E isto é, como diz MAF no final, o pagamento de um “prémio” por uma poupança já existente. Mas é pagar um prémio para “converter” essa poupança já existente numa poupança que tem certas regras e que ajuda a diminuir a dependência face ao Estado. No limite – e em termos puramente teóricos – uma subida na taxa de poupança (via benefício fiscal) pode levar a que o consumo aumente e a poupança global diminua (a poupança com benefícios não pode diminuir). Isto acontece se o “efeito rendimento” for superior ao “efeito substituição” no agregado.
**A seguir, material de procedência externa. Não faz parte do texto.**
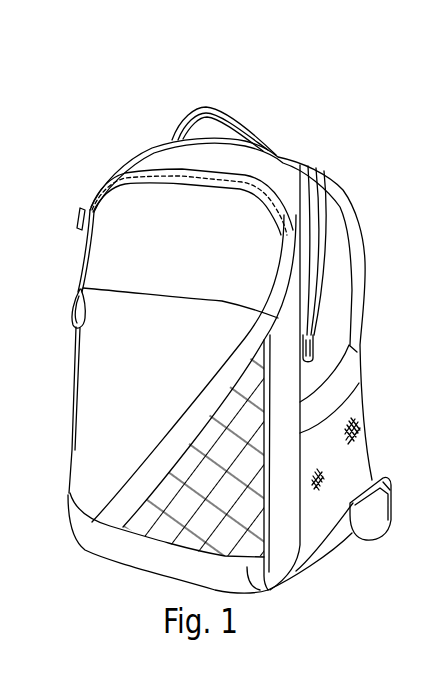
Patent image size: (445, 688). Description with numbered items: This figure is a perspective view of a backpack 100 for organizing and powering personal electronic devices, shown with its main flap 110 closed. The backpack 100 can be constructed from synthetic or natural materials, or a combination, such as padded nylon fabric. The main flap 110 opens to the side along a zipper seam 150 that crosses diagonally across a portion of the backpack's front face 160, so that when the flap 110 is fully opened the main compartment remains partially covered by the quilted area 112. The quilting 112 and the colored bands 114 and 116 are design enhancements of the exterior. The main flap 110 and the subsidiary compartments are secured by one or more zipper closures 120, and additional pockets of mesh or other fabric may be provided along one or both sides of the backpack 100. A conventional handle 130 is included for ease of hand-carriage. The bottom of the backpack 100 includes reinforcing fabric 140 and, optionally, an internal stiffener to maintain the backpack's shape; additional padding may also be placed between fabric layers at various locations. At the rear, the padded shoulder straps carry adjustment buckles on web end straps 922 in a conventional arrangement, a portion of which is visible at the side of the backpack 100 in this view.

The backpack 100 is at (302, 119).
The main flap 110 is at (252, 243).
The quilting 112 is at (184, 532).
The colored band 114 is at (240, 525).
The colored band 116 is at (105, 511).
The zipper closure 120 is at (88, 210).
The handle 130 is at (220, 106).
The reinforcing fabric 140 is at (269, 585).
The zipper seam 150 is at (188, 421).
The front face 160 is at (214, 300).
The web end strap 922 is at (362, 543).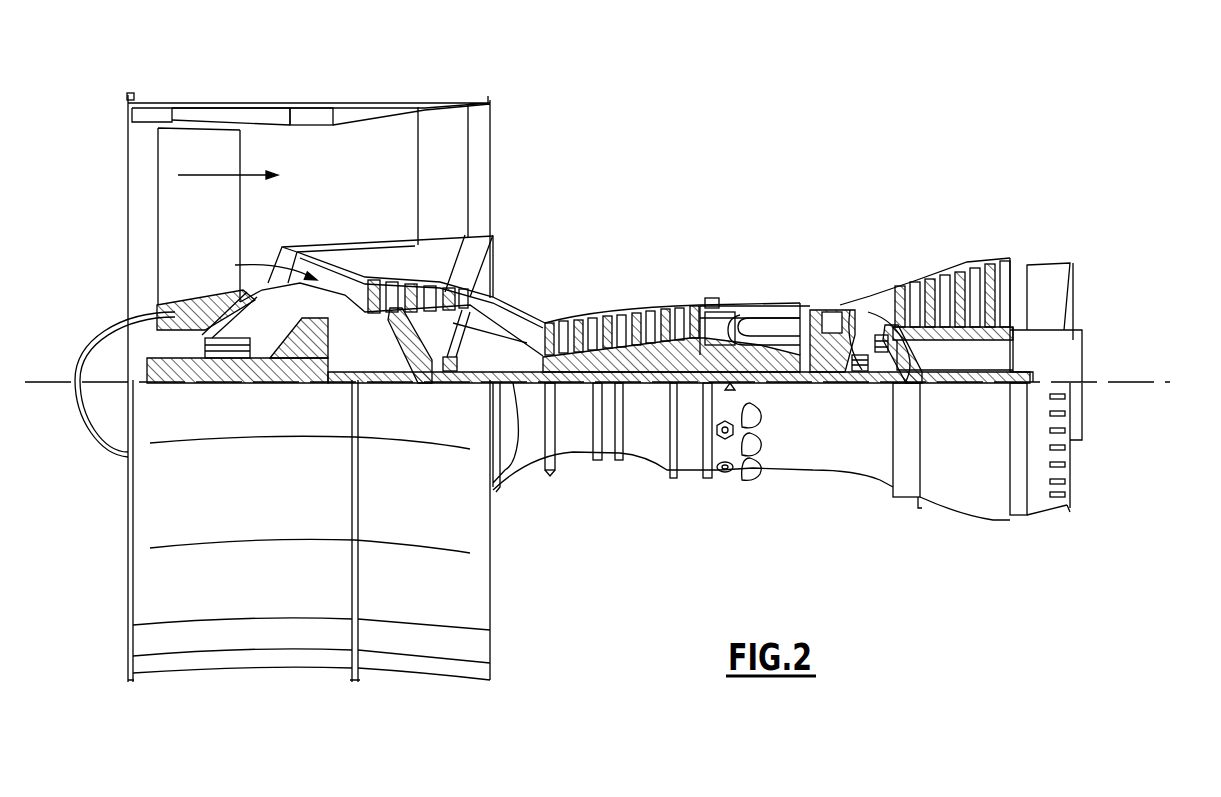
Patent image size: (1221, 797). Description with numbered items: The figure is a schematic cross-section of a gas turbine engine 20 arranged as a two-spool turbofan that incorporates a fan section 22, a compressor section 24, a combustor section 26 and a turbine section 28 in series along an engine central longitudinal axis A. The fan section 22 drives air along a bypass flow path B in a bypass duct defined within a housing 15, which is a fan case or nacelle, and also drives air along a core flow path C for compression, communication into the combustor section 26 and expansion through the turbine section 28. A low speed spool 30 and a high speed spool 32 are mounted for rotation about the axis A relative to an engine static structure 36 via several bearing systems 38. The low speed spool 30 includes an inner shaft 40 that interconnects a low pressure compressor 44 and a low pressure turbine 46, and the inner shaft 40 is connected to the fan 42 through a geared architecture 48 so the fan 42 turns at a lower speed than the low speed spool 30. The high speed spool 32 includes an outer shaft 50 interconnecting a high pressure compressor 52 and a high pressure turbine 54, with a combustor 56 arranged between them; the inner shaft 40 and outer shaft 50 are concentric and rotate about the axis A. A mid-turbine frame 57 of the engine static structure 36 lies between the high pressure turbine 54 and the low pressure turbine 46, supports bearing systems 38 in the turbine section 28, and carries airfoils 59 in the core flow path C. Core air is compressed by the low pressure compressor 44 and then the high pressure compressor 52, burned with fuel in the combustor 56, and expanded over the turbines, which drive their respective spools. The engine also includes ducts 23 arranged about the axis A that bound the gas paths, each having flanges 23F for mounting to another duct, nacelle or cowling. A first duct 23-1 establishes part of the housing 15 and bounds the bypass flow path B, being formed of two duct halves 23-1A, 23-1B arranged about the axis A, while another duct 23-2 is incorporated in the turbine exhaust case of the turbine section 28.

The housing 15 is at (310, 103).
The gas turbine engine 20 is at (772, 148).
The fan section 22 is at (240, 90).
The ducts 23 is at (177, 100).
The first duct 23-1 is at (317, 213).
The duct half 23-1A is at (360, 102).
The duct half 23-1B is at (372, 678).
The duct 23-2 is at (1047, 265).
The flanges 23F is at (497, 98).
The compressor section 24 is at (542, 288).
The combustor section 26 is at (788, 298).
The turbine section 28 is at (953, 278).
The low speed spool 30 is at (650, 400).
The high speed spool 32 is at (693, 332).
The engine static structure 36 is at (688, 485).
The bearing systems 38 is at (452, 370).
The inner shaft 40 is at (512, 387).
The fan 42 is at (214, 229).
The low pressure compressor 44 is at (462, 270).
The low pressure turbine 46 is at (960, 268).
The geared architecture 48 is at (318, 368).
The outer shaft 50 is at (767, 383).
The high pressure compressor 52 is at (615, 332).
The high pressure turbine 54 is at (832, 312).
The combustor 56 is at (770, 322).
The mid-turbine frame 57 is at (877, 298).
The airfoils 59 is at (893, 335).
The engine central longitudinal axis A is at (1163, 382).
The bypass flow path B is at (214, 175).
The core flow path C is at (235, 265).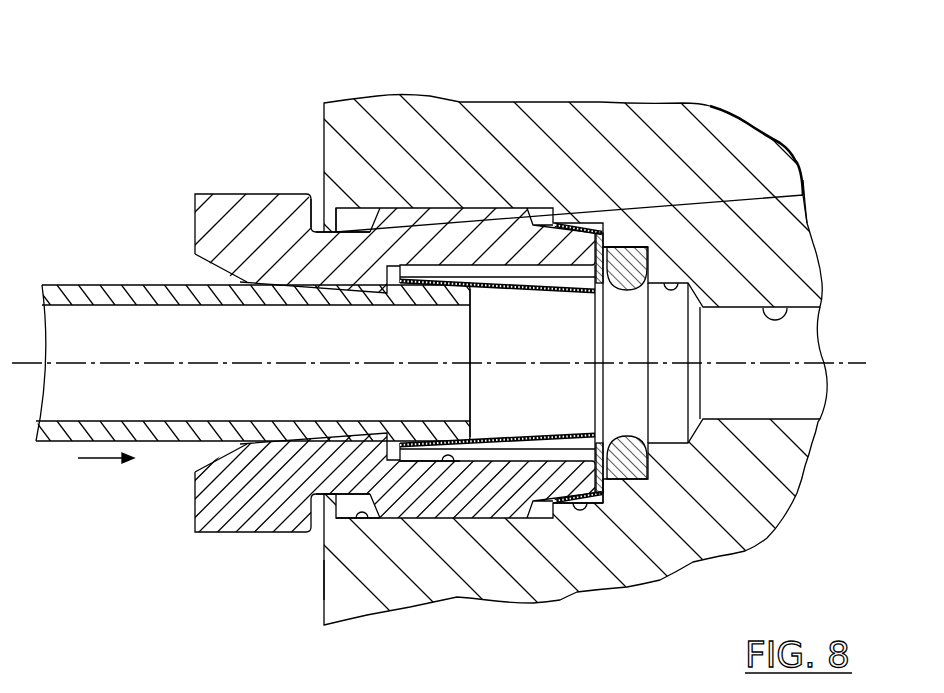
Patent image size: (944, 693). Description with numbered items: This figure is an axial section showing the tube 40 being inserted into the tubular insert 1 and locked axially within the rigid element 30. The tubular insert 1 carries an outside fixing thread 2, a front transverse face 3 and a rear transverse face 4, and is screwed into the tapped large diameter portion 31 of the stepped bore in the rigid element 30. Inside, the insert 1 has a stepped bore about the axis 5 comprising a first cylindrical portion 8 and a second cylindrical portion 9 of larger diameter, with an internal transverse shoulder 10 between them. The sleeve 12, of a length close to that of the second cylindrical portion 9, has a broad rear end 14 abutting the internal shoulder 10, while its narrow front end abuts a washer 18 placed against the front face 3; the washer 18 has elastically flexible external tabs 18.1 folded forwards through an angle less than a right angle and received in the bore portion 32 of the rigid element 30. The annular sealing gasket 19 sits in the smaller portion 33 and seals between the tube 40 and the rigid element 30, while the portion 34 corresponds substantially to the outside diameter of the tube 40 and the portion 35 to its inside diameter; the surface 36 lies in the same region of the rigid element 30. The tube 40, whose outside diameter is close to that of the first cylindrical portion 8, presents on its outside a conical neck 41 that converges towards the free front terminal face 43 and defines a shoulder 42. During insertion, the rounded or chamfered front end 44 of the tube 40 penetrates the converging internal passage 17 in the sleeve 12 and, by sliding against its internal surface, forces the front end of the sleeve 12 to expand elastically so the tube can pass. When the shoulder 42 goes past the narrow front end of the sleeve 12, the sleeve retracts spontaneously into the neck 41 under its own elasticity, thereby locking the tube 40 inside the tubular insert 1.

The tubular insert 1 is at (247, 172).
The outside fixing thread 2 is at (437, 205).
The front transverse face 3 is at (610, 487).
The rear transverse face 4 is at (198, 505).
The axis 5 is at (848, 362).
The first cylindrical portion 8 is at (278, 440).
The second cylindrical portion 9 is at (448, 462).
The internal transverse shoulder 10 is at (360, 517).
The sleeve 12 is at (549, 453).
The broad rear end 14 is at (327, 497).
The converging internal passage 17 is at (546, 342).
The washer 18 is at (615, 483).
The external tabs 18.1 is at (577, 230).
The annular sealing gasket 19 is at (642, 247).
The rigid element 30 is at (518, 128).
The large diameter portion 31 is at (325, 582).
The portion for receiving the tabs 32 is at (580, 507).
The portion for receiving the gasket 33 is at (628, 247).
The portion corresponding to tube outside diameter 34 is at (752, 127).
The portion corresponding to tube inside diameter 35 is at (803, 227).
The groove wall 36 is at (597, 505).
The tube 40 is at (100, 287).
The neck 41 is at (333, 232).
The shoulder 42 is at (343, 290).
The free front terminal face 43 is at (472, 387).
The front end 44 is at (433, 297).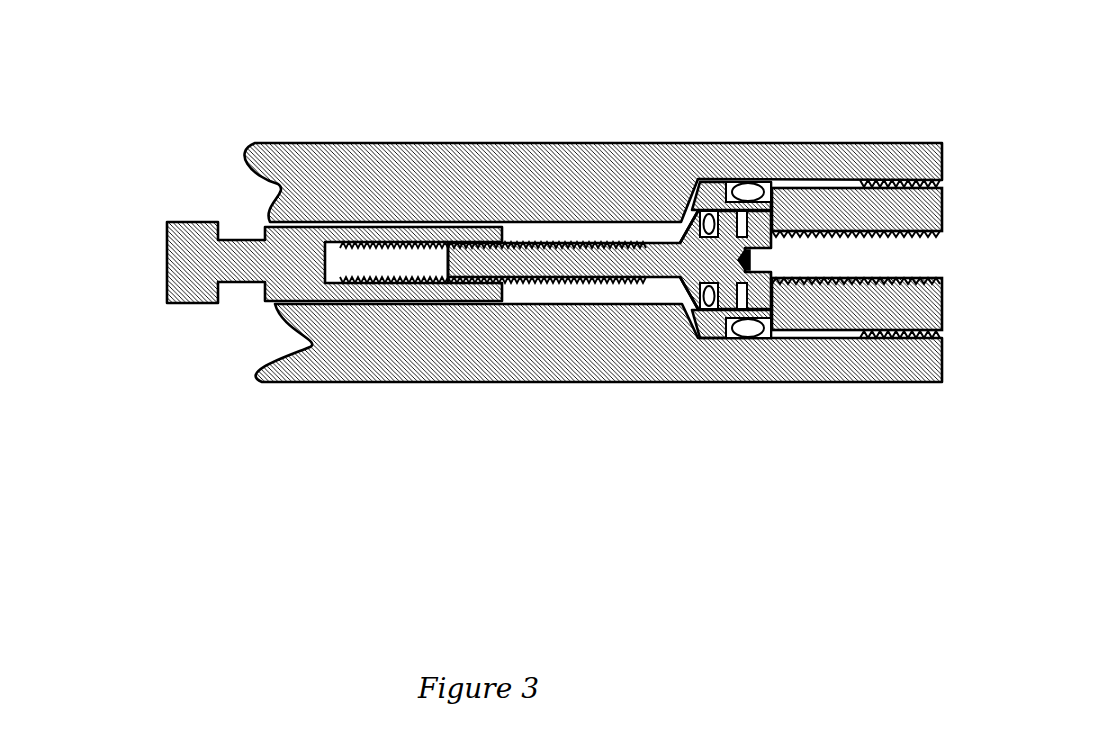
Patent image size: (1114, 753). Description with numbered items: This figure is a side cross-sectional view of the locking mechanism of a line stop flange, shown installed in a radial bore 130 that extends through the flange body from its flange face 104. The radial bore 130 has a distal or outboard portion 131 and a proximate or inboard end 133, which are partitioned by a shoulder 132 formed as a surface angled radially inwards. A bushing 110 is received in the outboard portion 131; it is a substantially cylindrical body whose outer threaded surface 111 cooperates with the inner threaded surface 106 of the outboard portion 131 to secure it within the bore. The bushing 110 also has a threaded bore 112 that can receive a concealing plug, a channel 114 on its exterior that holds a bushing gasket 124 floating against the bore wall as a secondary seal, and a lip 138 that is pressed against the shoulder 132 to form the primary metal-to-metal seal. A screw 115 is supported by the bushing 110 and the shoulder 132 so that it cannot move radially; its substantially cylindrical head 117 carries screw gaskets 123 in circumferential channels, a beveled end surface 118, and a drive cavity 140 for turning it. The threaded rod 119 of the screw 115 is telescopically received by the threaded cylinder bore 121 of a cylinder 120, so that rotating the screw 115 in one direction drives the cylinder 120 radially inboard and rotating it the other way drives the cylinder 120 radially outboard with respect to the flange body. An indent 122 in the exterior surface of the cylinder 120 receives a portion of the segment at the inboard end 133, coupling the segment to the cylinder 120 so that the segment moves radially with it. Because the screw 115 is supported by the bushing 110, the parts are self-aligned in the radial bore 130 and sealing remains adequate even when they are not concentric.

The flange face 104 is at (573, 143).
The inner threaded surface 106 is at (942, 340).
The bushing 110 is at (942, 210).
The outer threaded surface 111 is at (942, 333).
The threaded bore 112 is at (870, 235).
The channel 114 is at (771, 185).
The screw 115 is at (518, 283).
The head 117 is at (725, 180).
The beveled end surface 118 is at (688, 292).
The threaded rod 119 is at (535, 243).
The cylinder 120 is at (167, 268).
The threaded cylinder bore 121 is at (416, 284).
The indent 122 is at (246, 238).
The screw gasket 123 is at (705, 340).
The bushing gasket 124 is at (748, 339).
The radial bore 130 is at (572, 225).
The outboard portion 131 is at (942, 381).
The shoulder 132 is at (697, 192).
The inboard end 133 is at (260, 378).
The lip 138 is at (697, 340).
The drive cavity 140 is at (771, 262).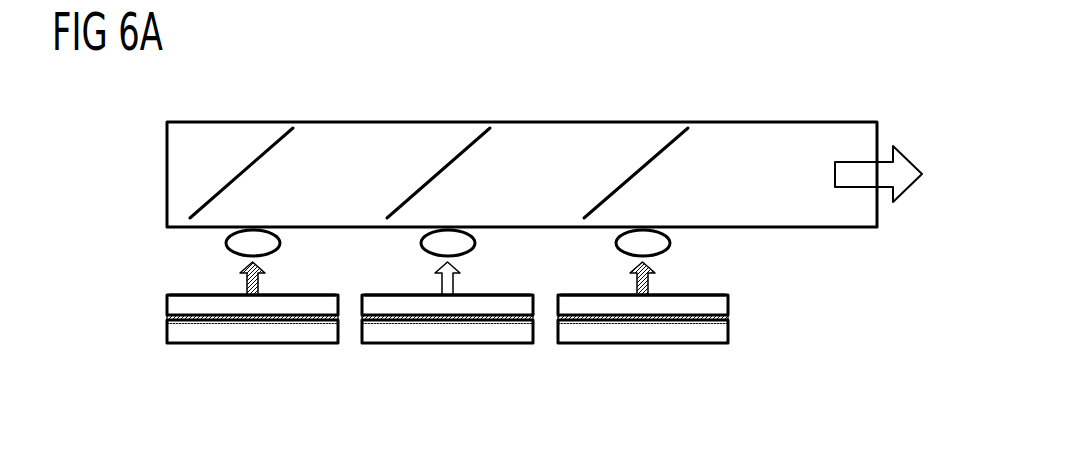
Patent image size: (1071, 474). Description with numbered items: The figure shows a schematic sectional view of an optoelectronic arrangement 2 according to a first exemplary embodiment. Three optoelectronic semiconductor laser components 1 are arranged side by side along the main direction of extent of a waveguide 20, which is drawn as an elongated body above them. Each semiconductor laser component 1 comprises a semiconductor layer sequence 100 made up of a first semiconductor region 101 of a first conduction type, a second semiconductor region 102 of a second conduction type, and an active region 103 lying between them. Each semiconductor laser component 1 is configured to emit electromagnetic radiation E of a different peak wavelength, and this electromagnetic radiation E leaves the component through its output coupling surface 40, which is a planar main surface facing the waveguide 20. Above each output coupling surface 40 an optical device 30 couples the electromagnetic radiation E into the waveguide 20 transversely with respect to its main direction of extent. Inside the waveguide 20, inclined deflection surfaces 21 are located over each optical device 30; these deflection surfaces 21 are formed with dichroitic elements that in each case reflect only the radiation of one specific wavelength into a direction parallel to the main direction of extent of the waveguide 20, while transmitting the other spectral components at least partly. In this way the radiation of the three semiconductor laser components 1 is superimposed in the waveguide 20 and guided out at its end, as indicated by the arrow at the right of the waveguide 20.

The optoelectronic semiconductor laser component 1 is at (450, 340).
The optoelectronic arrangement 2 is at (544, 149).
The waveguide 20 is at (832, 130).
The deflection surface 21 is at (245, 172).
The optical device 30 is at (276, 244).
The output coupling surface 40 is at (184, 288).
The semiconductor layer sequence 100 is at (450, 362).
The first semiconductor region 101 is at (449, 386).
The second semiconductor region 102 is at (173, 307).
The active region 103 is at (172, 318).
The electromagnetic radiation E is at (454, 279).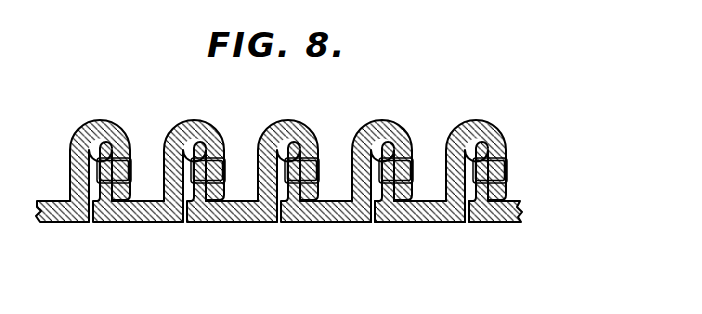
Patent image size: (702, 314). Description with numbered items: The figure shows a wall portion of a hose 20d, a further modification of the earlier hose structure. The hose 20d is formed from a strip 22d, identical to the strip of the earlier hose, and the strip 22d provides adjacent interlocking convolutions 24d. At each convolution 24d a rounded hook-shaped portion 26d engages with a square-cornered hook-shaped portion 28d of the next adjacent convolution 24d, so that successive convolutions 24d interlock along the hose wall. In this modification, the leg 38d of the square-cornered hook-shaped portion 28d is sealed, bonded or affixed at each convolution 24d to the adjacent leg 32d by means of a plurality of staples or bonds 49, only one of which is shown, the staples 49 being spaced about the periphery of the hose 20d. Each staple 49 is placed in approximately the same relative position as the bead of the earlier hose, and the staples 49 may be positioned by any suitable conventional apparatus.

The hose 20d is at (528, 106).
The strip 22d is at (522, 217).
The convolution 24d is at (371, 227).
The rounded hook-shaped portion 26d is at (180, 115).
The square-cornered hook-shaped portion 28d is at (227, 226).
The leg 32d is at (226, 158).
The leg 38d is at (103, 171).
The staple 49 is at (317, 161).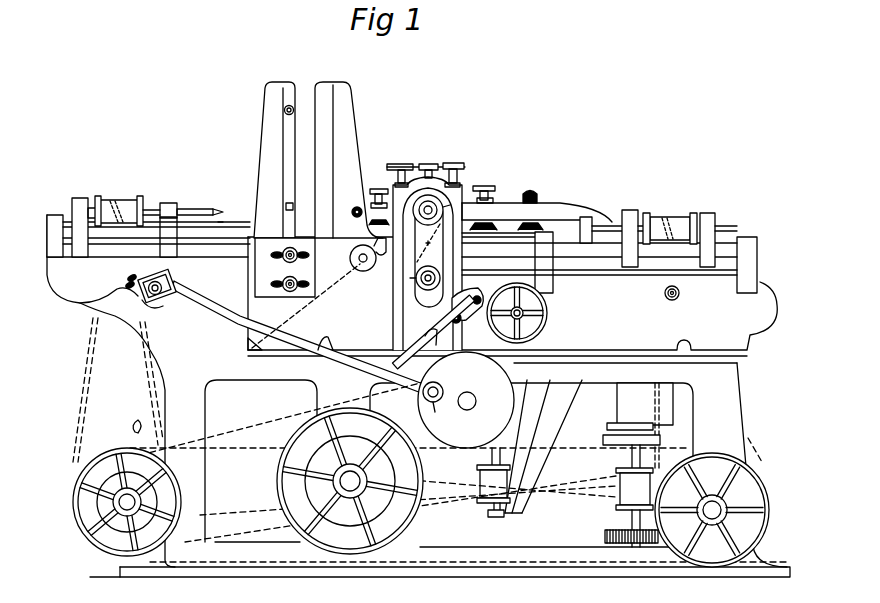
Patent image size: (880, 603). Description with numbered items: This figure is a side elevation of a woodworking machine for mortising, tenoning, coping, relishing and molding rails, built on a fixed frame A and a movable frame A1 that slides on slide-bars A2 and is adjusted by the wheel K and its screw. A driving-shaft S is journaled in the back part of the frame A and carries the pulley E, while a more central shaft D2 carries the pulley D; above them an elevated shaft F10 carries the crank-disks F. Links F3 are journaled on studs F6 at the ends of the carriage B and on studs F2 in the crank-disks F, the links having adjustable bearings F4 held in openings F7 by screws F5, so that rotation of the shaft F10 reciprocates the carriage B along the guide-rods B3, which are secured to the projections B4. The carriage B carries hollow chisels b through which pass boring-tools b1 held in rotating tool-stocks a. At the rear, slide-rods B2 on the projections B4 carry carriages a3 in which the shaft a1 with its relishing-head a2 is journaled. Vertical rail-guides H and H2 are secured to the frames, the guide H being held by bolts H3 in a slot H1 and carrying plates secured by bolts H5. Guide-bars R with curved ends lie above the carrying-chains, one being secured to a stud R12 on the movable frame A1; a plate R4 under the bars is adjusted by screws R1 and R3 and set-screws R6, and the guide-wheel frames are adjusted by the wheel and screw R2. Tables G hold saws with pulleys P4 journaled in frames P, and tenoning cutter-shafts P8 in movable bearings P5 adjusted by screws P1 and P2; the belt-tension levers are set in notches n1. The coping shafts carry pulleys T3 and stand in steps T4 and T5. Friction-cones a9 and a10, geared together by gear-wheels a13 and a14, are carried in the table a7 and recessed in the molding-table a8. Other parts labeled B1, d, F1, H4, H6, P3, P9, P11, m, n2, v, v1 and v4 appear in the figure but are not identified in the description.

O efeito substituição faz o consumo baixar porque está relativamente mais “caro” face à poupança, que é relativamente mais atractiva com os benefícios fiscais. O efeito rendimento faz o consumo subir (se for um “bem normal”) porque os benefícios fiscais fazem aumentar o rendimento real do agregado. Se este aumento for suficientemente grande, o consumo pode aumentar, apesar de o incentivo na margem ser para uma diminuição nele.

A mudança de atitudes dos portugueses, nomeadamente a caminho de uma maior "autonomização", passa por certo tipo de políticas. Menos Estado, mas também um Estado certo, que onde existe emite sinais que apontem para caminhos virtuosos e que promovam o "bem comum". E a consciencialização de que parte da reforma de cada um deve ser descontada de forma directa é uma etapa urgente. É que todos sabemos que quando uma certa aversão à eficiência reina supostamente em defesa de uma certa equidade, o sistema colapsa e todos ficam iguais, mas na miséria.

PS: Como refere LP nos comentários ao artigo citado, seria urgente inserir no programa lectivo uma formação minima em finanças, para que o jovem saiba minimamente pensar sobre onde e como investir o dinheiro. Mas no sistema de ensino há muita coisa que devia ser inserida, e isso não cabe aqui.